"Do You Have Any Openly Religious Attorneys?,"

asks a Stanford Law school "Addendum to NALP Workplace Environment Questionnaire." On the one hand, it's good that they are treating "diversity" as more than a code word for race. On the other hand, how would someone who is sincerely trying to answer this figure it out? Is a lawyer "openly religious" only if he wears religious garb or jewelry? Only if he publicly talks to people about his religious?
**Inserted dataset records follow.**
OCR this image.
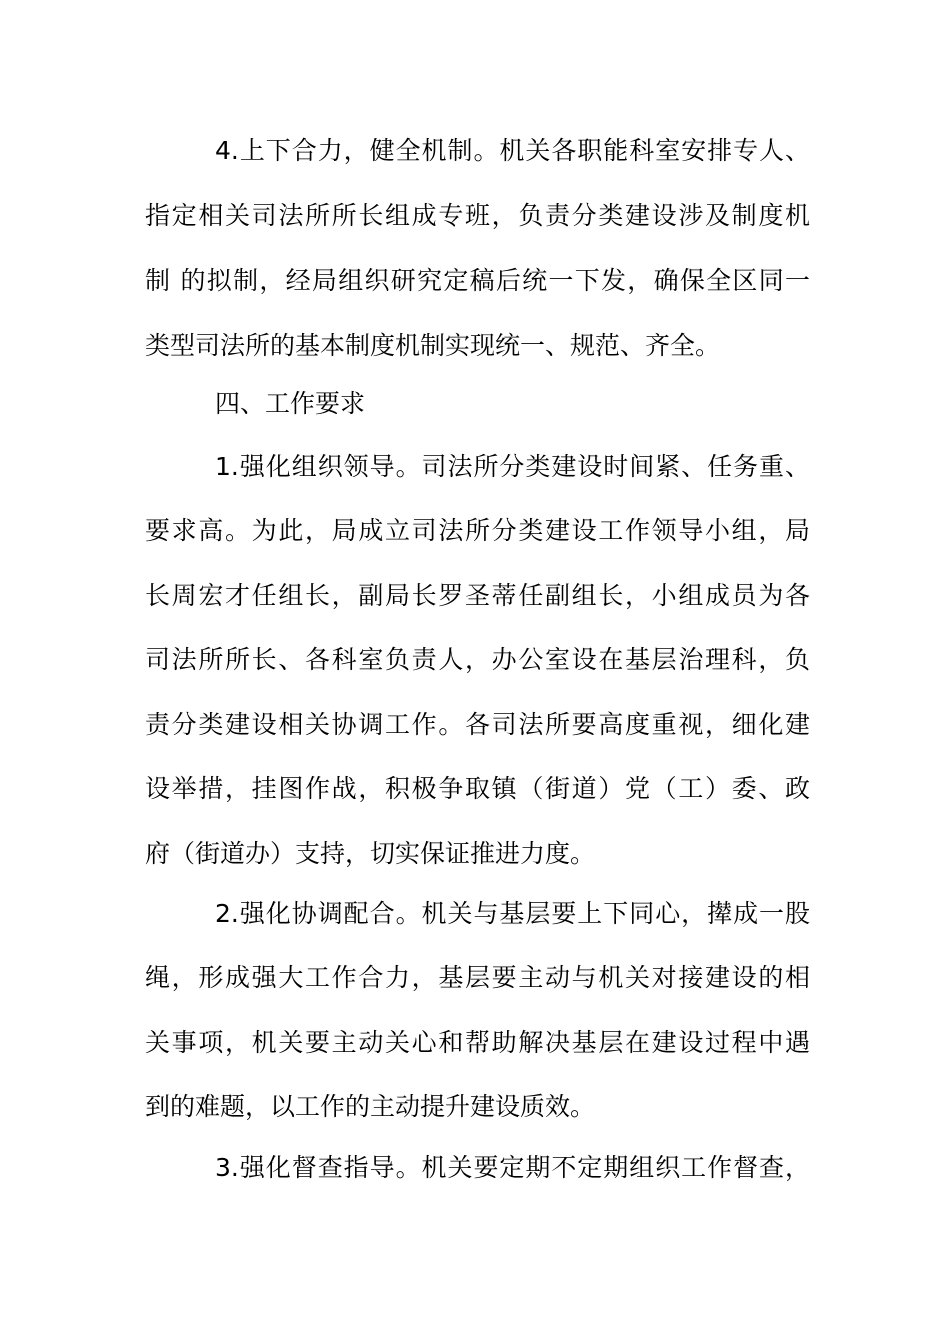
4.上下合力，健全机制。机关各职能科室安排专人、
指定相关司法所所长组成专班，负责分类建设涉及制度机
制 的拟制，经局组织研究定稿后统一下发，确保全区同一
类型司法所的基本制度机制实现统一、规范、齐全。
四、工作要求
1.强化组织领导。司法所分类建设时间紧、任务重、
要求高。为此，局成立司法所分类建设工作领导小组，局
长周宏才任组长，副局长罗圣蒂任副组长，小组成员为各
司法所所长、各科室负责人，办公室设在基层治理科，负
责分类建设相关协调工作。各司法所要高度重视，细化建
设举措，挂图作战，积极争取镇（街道）党（工）委、政
府（街道办）支持，切实保证推进力度。
2.强化协调配合。机关与基层要上下同心，撵成一股
绳，形成强大工作合力，基层要主动与机关对接建设的相
关事项，机关要主动关心和帮助解决基层在建设过程中遇
到的难题，以工作的主动提升建设质效。
3.强化督查指导。机关要定期不定期组织工作督查，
And even if there are openly religious attorneys, what does that tell us about the firm's openness to lawyers of other religions?

One more, "For social events to which spouses, domestic partners, or guests are invited, are invitations clearly extended to the partners or guests of gay and lesbian attorneys?" I appreciate that gay and lesbian lawyers might in some firms feel uncomfortable bringing their same-sex spouses, partners, boyfriends, or girlfriends, and that this might cast something of a pall on the work environment for them. But are law firms really expected to formally write on all their invitations, "partners and guests of gay and lesbian attorneys welcome"? My guess is that the firms at which gays and lesbians are most accepted are precisely the ones who don't feel the need to mention sexual orientation on their invitations, and simply tell everyone that they should feel free to bring a guest.
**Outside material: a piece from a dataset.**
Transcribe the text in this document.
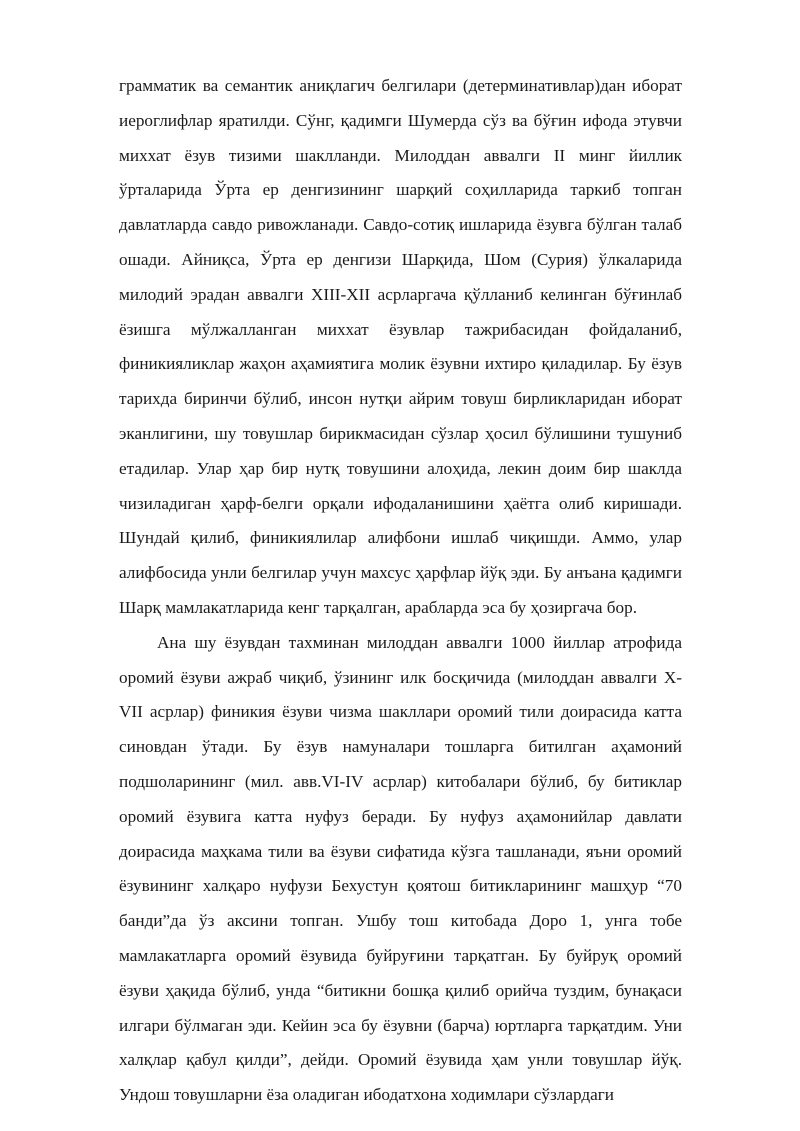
грамматик ва семантик аниқлагич белгилари (детерминативлар)дан иборат иероглифлар яратилди. Сўнг, қадимги Шумерда сўз ва бўғин ифода этувчи миххат ёзув тизими шаклланди. Милоддан аввалги II минг йиллик ўрталарида Ўрта ер денгизининг шарқий соҳилларида таркиб топган давлатларда савдо ривожланади. Савдо-сотиқ ишларида ёзувга бўлган талаб ошади. Айниқса, Ўрта ер денгизи Шарқида, Шом (Сурия) ўлкаларида милодий эрадан аввалги XIII-XII асрларгача қўлланиб келинган бўғинлаб ёзишга мўлжалланган миххат ёзувлар тажрибасидан фойдаланиб, финикияликлар жаҳон аҳамиятига молик ёзувни ихтиро қиладилар. Бу ёзув тарихда биринчи бўлиб, инсон нутқи айрим товуш бирликларидан иборат эканлигини, шу товушлар бирикмасидан сўзлар ҳосил бўлишини тушуниб етадилар. Улар ҳар бир нутқ товушини алоҳида, лекин доим бир шаклда чизиладиган ҳарф-белги орқали ифодаланишини ҳаётга олиб киришади. Шундай қилиб, финикиялилар алифбони ишлаб чиқишди. Аммо, улар алифбосида унли белгилар учун махсус ҳарфлар йўқ эди. Бу анъана қадимги Шарқ мамлакатларида кенг тарқалган, арабларда эса бу ҳозиргача бор.

Ана шу ёзувдан тахминан милоддан аввалги 1000 йиллар атрофида оромий ёзуви ажраб чиқиб, ўзининг илк босқичида (милоддан аввалги X-VII асрлар) финикия ёзуви чизма шакллари оромий тили доирасида катта синовдан ўтади. Бу ёзув намуналари тошларга битилган аҳамоний подшоларининг (мил. авв.VI-IV асрлар) китобалари бўлиб, бу битиклар оромий ёзувига катта нуфуз беради. Бу нуфуз аҳамонийлар давлати доирасида маҳкама тили ва ёзуви сифатида кўзга ташланади, яъни оромий ёзувининг халқаро нуфузи Бехустун қоятош битикларининг машҳур “70 банди”да ўз аксини топган. Ушбу тош китобада Доро 1, унга тобе мамлакатларга оромий ёзувида буйруғини тарқатган. Бу буйруқ оромий ёзуви ҳақида бўлиб, унда “битикни бошқа қилиб орийча туздим, бунақаси илгари бўлмаган эди. Кейин эса бу ёзувни (барча) юртларга тарқатдим. Уни халқлар қабул қилди”, дейди. Оромий ёзувида ҳам унли товушлар йўқ. Ундош товушларни ёза оладиган ибодатхона ходимлари сўзлардаги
I sympathize with people's concerns about whether a firm culture is open to people of various religions, to gays, and to other minority groups. And I also understand that when one is trying to gather and disseminate data on a large scale, the result will often look oddly bureaucratized. But some of these attempts to gather the data -- and, implicitly, to convey to employers how they are supposed to behave -- seem to me likely to be so imprecise as to be useless, and sometimes even counterproductive.